Le score de qualité de vie 5-D itch était augmenté de manière significative avec l’intensité du prurit : 13,7 pour le prurit modéré, 15,6 pour le prurit sévère et 18,8 pour le prurit très sévère. Les cinq dimensions de ce score étaient significativement plus altérées chez les patients atteints de prurit modéré à très sévère en comparaisons avec ceux ayant un prurit léger ou pas de prurit : durée quotidienne, sommeil, loisirs et relations sociales, activités de la vie quotidienne, travail ou école (p < 0,01). Les scores SF-12 physiques et psychologiques ainsi que le score composite global étaient tous significativement altérés chez les patients avec WI-NRS ≥ 4 par rapport à ceux avec un WI-NRS < 4.
Conclusion
Dans la population des patients traités par hémodialyse en France, un Pa-MRC modéré à très sévère touche près d’un patient sur quatre. Un dépistage systématique permet de révéler le symptôme chez plus d’un tiers des patients atteints. L’intensité du Pa-MRC est associé de manière constante à une altération de la qualité de vie et de ses différents domaines évalués par plusieurs scores.
Les plus du papier
Il s’agit d’une étude nationale de grande ampleur pour une étude en hémodialyse. Les données sont évaluées de manière systématique au moyen de scores validés permettant une estimation fiable de la prévalence et de l’impact du Pa-MRC sur la qualité de vie, ce qui est un élément important pour ce symptôme subjectif.
Les critiques
Absence de comparaison des paramètres cliniques, biologiques, ou de dialyse entre les patients avec ou sans prurit, car seuls les patients avec WI-NRS ≥ 4 bénéficiaient d’un recueil exhaustif de ces paramètres.

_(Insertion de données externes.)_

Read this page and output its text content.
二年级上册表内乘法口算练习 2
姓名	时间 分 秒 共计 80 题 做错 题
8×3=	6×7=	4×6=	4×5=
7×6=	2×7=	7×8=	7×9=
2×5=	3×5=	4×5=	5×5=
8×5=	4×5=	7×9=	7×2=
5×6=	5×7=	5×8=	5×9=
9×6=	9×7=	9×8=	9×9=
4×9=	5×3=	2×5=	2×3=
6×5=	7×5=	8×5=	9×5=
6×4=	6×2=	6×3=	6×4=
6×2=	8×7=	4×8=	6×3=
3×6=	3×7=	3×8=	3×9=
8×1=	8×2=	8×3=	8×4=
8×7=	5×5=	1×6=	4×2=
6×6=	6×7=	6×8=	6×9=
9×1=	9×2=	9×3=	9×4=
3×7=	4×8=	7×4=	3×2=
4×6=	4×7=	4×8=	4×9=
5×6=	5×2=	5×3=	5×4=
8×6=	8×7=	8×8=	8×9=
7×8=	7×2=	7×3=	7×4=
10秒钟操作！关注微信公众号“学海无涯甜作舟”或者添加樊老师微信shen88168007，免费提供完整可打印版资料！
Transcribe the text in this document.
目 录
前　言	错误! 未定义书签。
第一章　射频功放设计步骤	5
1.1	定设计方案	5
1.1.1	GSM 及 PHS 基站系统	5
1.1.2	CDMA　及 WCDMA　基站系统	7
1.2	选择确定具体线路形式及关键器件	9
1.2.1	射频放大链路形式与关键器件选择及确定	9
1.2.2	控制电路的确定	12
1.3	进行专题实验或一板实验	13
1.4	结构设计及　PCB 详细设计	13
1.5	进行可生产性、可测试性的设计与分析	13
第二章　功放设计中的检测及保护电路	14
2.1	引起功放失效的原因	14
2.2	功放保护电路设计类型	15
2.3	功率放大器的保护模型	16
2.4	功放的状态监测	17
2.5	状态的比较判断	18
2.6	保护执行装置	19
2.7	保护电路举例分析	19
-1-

L’étude était sponsorisée par CSL Vifor, laboratoire qui commercialise la difelikefaline, nouveau traitement pour le Pa-MRC chez les patients traités par hémodialyse.
Lien d’intérêt
Antoine Lanot déclare avoir reçu des honoraires de consultant de la part de CSL Vifor pour sa participation à un board sur le prurit associé à la MRC et la difelikefaline.